Both pay systems had their purpose – and both served us well.

How should bloggers be paid? What do you think of Denton’s pay system?

More information: Valleywag: It’s April 1st and I don’t know what my salary is

View Comments (4)
  • This is something I just went through with my site and my staff of bloggers. I threw out the pay-per-post first, as I think it puts people in the “I get paid no matter how good my articles are” mentality. Not true with everyone, but certainly a possibility.

    Next, I explored the pageview scheme, similar to what Nick Denton does at Gawker. While that does increase productivity and pageviews, I feel like there would be a lot of good content that would go by the wayside because it doesn’t drive traffic. A structure like that stifles innovation and limits the bloggers who want to get paid to searching for only the hottest stories.

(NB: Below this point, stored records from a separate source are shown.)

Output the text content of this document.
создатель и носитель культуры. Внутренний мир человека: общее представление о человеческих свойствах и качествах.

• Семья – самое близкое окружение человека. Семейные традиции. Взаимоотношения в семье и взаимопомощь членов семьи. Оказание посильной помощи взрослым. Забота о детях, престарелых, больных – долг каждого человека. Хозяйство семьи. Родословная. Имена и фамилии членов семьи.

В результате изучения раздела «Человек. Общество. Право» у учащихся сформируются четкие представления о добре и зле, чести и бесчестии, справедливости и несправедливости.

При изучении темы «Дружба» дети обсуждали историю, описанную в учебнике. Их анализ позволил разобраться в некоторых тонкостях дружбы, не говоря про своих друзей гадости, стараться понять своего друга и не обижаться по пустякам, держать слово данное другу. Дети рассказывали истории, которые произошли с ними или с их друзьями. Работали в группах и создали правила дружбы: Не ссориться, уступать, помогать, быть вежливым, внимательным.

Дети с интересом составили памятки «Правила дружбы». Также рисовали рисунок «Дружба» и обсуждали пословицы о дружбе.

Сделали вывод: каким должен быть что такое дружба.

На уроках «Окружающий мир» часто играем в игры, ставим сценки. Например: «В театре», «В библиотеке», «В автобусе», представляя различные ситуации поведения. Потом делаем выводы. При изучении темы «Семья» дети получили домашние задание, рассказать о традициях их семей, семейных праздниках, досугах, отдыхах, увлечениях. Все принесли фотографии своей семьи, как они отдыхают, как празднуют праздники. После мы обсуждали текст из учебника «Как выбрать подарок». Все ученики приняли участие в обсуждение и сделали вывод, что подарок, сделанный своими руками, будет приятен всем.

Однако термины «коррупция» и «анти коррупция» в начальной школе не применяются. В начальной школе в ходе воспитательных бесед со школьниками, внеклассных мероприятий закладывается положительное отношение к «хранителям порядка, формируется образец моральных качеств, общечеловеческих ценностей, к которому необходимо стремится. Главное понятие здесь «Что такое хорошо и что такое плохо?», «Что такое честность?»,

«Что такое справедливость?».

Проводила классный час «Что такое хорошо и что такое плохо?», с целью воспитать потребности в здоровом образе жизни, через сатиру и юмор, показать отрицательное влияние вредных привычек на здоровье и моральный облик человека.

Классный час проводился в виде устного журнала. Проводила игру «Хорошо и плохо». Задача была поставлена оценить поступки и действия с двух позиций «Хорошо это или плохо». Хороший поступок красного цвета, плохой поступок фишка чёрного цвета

    The final structure, one of revenue sharing, seemed like the most sensible approach. In fact, a bonus system that is based upon how much profit the site makes, seems to bring everyone into the “do what is best for the site as a whole” mentality. That, I believe, is what creates the best end-user experience.

  • Neil – I think you’ve taken a pretty fair look at things. Revenue share is a really hard one to pull off though.

    Thanks for sharing your thoughts –
    Matt

  • i wonder how this is working out for them now? anyone hear? also…i’m wondering how the pageviews track over time. is that a revenue share for the lifetime of the post? are you cutting former writers $3.50 checks 2 years from now?